Health secretary Andy Burnham has announced plans to publish data on staff satisfaction across the NHS.

In his first major public speech since his appointment in June, Burnham said there needed to be “a better focus on staff satisfaction” and that this could be achieved by “measuring staff satisfaction more systematically.”

Speaking at the King’s Fund he said: “By publishing comparative measures of staff satisfaction it will provide a helpful barometer and possible early warnings signs to where things are going wrong.

“It will encourage a more empowered and inclusive way of working where staff are truly engaged in the service.”

Burnham hinted that the information would be put on the NHS Choices website where information about patient satisfaction is already published. “We need to put staff satisfaction alongside patient satisfaction and look at the two together,” he said.

John Appleby, chief economist at the Kings Fund, responded: “The main thing that I would like to see back in the surveys is the question about how willing staff would be to be treated in their own hospital.”

The health secretary also confirmed plans reported in this morning’s newspapers to allow patients to choose their own GP practice, regardless of where they live.

He said: “Within the next 12 months, I want to abolish [practice boundaries] to allow people to register with the surgery of their choice. People need to select a GP based on their own needs not by lines on a map.”

Burnham also indicated that there may further changes to the way that provider organisations are paid.

He praised the Payments by Results initiative, but suggested clinicians should receive financial rewards or penalties based on feedback from people in their care.

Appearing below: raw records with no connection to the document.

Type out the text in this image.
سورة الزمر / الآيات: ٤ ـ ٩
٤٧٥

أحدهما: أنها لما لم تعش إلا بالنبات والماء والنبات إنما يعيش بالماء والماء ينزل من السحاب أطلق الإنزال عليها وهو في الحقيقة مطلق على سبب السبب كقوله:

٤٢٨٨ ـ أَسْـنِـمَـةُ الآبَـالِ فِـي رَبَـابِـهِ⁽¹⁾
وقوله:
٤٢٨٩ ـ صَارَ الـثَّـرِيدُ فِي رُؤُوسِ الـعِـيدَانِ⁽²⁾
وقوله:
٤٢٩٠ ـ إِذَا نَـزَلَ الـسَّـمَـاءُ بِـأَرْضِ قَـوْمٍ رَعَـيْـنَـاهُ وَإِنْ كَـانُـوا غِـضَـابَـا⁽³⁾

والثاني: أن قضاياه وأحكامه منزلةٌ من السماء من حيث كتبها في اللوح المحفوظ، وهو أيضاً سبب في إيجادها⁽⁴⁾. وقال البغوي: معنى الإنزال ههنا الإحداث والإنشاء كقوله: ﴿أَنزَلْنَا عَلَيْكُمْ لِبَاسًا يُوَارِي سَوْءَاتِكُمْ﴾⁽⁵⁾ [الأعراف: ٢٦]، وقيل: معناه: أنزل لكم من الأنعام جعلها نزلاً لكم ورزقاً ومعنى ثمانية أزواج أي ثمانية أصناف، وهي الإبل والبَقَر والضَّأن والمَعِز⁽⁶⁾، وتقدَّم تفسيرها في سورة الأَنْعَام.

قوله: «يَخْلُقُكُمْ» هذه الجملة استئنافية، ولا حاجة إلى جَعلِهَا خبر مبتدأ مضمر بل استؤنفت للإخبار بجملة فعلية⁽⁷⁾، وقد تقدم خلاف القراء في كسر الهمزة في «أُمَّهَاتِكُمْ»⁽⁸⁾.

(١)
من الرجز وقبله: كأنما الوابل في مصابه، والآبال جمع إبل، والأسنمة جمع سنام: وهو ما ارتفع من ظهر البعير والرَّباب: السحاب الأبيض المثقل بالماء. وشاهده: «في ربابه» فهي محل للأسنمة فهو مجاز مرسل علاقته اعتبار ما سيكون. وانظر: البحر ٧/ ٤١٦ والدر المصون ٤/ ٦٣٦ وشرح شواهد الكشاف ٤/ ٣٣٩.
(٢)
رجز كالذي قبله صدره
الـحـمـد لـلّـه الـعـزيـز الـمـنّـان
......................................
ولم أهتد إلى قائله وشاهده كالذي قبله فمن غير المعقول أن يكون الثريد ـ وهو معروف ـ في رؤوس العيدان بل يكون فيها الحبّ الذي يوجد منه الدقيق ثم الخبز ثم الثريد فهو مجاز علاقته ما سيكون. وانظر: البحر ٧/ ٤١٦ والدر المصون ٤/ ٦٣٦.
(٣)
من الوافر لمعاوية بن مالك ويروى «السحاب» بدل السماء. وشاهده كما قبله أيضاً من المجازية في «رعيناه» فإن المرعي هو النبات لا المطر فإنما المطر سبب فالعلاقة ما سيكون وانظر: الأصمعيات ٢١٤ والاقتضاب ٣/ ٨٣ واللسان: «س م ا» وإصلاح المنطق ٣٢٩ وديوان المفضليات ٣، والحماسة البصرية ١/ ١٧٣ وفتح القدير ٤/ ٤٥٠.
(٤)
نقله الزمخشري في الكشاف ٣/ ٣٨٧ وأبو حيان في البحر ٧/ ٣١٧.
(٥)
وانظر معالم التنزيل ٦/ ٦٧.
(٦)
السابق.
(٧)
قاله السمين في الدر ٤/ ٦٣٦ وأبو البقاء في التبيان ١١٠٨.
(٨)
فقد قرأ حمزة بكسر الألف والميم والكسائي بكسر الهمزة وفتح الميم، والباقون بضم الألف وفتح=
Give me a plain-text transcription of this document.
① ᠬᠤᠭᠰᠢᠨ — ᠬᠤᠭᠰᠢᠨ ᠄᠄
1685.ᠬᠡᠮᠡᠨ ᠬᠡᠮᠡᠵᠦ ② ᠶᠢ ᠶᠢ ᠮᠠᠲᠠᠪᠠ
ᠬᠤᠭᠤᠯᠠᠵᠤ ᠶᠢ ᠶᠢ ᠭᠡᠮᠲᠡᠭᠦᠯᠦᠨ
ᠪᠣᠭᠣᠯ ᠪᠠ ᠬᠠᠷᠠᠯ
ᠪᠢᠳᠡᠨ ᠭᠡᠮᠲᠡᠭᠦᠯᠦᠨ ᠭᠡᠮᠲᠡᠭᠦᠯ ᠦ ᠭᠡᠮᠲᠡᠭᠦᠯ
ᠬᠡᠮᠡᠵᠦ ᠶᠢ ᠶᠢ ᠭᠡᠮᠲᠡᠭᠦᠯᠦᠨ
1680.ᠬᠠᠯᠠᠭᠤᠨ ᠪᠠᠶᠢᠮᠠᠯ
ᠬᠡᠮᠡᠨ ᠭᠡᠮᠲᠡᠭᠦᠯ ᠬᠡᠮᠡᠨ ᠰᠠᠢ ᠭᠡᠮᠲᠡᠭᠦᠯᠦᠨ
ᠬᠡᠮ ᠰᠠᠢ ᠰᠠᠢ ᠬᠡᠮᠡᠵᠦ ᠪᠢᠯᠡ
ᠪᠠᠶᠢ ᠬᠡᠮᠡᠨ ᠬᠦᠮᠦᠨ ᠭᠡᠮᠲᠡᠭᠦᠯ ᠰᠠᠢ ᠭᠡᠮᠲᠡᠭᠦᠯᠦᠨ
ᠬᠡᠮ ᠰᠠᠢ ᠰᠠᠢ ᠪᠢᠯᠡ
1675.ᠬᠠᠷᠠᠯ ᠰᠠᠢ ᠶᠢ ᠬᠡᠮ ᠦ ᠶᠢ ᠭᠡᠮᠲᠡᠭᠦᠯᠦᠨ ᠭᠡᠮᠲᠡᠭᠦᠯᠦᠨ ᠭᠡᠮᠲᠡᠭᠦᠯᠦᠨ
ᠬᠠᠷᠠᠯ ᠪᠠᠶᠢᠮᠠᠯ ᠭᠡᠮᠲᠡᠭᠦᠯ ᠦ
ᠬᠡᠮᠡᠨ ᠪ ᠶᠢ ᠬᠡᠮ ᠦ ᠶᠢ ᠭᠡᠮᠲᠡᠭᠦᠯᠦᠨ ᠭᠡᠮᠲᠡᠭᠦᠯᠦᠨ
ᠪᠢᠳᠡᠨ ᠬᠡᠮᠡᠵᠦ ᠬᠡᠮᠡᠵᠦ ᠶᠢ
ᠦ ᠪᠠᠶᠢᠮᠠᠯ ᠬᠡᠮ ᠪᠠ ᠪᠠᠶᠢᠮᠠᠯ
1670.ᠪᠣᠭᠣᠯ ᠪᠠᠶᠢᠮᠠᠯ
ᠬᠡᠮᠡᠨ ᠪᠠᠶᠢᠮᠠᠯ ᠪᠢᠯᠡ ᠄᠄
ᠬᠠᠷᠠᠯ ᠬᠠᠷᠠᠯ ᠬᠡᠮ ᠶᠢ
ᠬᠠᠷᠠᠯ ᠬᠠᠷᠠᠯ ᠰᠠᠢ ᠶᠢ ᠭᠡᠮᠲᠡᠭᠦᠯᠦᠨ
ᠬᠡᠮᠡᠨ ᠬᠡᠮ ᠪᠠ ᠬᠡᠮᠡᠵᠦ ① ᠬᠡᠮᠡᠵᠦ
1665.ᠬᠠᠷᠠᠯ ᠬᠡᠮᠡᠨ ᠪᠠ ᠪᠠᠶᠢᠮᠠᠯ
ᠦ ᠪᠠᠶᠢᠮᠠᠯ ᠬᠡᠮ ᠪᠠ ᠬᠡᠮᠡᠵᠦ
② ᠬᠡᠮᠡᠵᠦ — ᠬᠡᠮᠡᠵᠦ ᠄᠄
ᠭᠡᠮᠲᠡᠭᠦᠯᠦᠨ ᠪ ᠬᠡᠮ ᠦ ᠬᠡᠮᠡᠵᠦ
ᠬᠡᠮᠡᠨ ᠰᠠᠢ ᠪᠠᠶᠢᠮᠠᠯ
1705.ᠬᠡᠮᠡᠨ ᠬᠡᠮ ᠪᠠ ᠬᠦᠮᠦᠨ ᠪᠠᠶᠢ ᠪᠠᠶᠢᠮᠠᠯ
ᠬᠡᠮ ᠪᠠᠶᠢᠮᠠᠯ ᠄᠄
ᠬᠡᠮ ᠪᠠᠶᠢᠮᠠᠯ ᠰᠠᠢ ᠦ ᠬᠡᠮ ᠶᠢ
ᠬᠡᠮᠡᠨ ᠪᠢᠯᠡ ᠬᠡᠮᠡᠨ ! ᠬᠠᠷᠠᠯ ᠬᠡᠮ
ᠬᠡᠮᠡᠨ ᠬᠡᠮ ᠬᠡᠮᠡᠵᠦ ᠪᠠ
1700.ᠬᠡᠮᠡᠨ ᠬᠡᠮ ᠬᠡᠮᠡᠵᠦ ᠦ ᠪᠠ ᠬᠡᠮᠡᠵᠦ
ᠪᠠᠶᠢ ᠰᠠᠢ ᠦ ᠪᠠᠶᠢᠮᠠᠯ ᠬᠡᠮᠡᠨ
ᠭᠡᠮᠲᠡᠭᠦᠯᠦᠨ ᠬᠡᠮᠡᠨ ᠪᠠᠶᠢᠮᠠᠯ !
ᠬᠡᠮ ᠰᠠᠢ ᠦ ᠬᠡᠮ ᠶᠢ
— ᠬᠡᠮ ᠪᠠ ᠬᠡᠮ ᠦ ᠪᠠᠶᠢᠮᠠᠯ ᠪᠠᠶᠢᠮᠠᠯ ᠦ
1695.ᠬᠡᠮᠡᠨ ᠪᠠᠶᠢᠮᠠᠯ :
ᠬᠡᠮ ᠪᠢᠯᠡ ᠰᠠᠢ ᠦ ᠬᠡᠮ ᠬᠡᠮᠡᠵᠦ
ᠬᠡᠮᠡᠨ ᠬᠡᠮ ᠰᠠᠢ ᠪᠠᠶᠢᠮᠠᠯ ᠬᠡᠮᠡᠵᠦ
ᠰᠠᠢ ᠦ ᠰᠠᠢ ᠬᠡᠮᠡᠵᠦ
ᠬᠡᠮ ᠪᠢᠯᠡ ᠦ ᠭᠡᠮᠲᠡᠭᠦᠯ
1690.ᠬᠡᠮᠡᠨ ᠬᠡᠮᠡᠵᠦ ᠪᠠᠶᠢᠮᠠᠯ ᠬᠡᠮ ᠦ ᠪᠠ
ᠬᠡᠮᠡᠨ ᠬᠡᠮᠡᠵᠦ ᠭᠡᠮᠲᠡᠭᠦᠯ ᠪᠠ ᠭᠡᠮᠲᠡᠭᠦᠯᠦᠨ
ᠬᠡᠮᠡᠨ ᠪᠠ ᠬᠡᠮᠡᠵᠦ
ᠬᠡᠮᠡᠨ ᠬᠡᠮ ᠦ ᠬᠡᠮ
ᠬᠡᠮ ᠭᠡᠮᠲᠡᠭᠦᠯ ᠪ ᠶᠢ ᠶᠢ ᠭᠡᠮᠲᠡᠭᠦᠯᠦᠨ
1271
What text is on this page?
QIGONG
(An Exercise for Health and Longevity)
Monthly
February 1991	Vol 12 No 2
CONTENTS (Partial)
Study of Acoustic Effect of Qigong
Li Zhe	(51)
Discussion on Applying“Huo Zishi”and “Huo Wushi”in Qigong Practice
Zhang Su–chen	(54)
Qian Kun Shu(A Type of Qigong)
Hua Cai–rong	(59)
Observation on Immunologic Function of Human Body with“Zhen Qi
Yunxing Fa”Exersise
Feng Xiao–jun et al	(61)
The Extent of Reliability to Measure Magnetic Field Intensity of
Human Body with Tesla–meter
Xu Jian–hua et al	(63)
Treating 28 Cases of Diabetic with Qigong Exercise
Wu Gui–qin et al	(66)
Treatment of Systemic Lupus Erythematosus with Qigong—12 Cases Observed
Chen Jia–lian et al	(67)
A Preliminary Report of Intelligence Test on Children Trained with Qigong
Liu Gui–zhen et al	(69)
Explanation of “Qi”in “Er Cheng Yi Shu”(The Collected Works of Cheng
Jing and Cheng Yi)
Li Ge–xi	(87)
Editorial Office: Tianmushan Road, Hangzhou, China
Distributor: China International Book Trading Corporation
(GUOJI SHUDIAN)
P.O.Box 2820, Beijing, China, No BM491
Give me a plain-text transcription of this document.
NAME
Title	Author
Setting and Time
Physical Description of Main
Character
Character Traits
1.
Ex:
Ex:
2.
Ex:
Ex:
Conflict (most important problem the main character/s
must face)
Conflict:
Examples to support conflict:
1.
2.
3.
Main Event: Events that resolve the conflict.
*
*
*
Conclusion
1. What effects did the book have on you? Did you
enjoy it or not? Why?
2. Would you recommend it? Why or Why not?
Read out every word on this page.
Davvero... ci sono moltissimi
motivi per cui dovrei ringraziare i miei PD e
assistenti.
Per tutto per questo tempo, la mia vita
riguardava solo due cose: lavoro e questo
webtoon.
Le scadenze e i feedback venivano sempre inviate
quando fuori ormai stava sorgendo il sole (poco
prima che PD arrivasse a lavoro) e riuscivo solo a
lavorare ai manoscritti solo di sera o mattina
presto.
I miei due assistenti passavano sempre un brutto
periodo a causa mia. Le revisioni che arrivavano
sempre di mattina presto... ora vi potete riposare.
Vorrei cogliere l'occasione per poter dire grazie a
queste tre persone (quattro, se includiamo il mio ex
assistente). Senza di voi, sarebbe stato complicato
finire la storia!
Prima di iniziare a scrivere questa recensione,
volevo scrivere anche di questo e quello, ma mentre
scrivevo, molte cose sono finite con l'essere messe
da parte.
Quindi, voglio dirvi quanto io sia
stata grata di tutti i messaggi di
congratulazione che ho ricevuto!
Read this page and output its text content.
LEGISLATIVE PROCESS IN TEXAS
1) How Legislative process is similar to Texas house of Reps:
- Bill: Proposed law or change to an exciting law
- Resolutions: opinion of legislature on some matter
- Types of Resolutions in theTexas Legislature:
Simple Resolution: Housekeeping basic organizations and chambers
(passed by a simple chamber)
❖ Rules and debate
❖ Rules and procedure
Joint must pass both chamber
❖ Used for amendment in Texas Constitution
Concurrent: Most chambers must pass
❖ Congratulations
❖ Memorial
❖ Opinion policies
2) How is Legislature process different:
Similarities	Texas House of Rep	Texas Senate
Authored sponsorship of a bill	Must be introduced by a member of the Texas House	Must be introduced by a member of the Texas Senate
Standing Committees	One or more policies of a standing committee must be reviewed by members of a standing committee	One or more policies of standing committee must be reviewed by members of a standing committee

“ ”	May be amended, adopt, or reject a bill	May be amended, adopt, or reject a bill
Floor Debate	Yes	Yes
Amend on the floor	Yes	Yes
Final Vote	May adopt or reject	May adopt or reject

He said: “Payments need to be linked to satisfaction and not just results. This will be a big cultural change for the NHS.”

His comments were immediately attacked by Unison, whose secretary Dave Prentis said Payment by Results should be abolished, along with the wider internal market in healthcare.

“It has led to a massive increase in bureaucracy and administration costs and would be an excellent target for making some of the efficiency savings that the government wants,” Prentis argued from the Trades Union Congress in Liverpool.

 “It makes no sense to set hospital against hospital and for the focus to shift away from patient care and onto invoicing, coding and bill chasing. The sick should be treated as patients not cash units.”

Although Burnham did not discuss the budget or jobs cuts, he said that NHS reform could lead to “the most exciting decade for the NHS."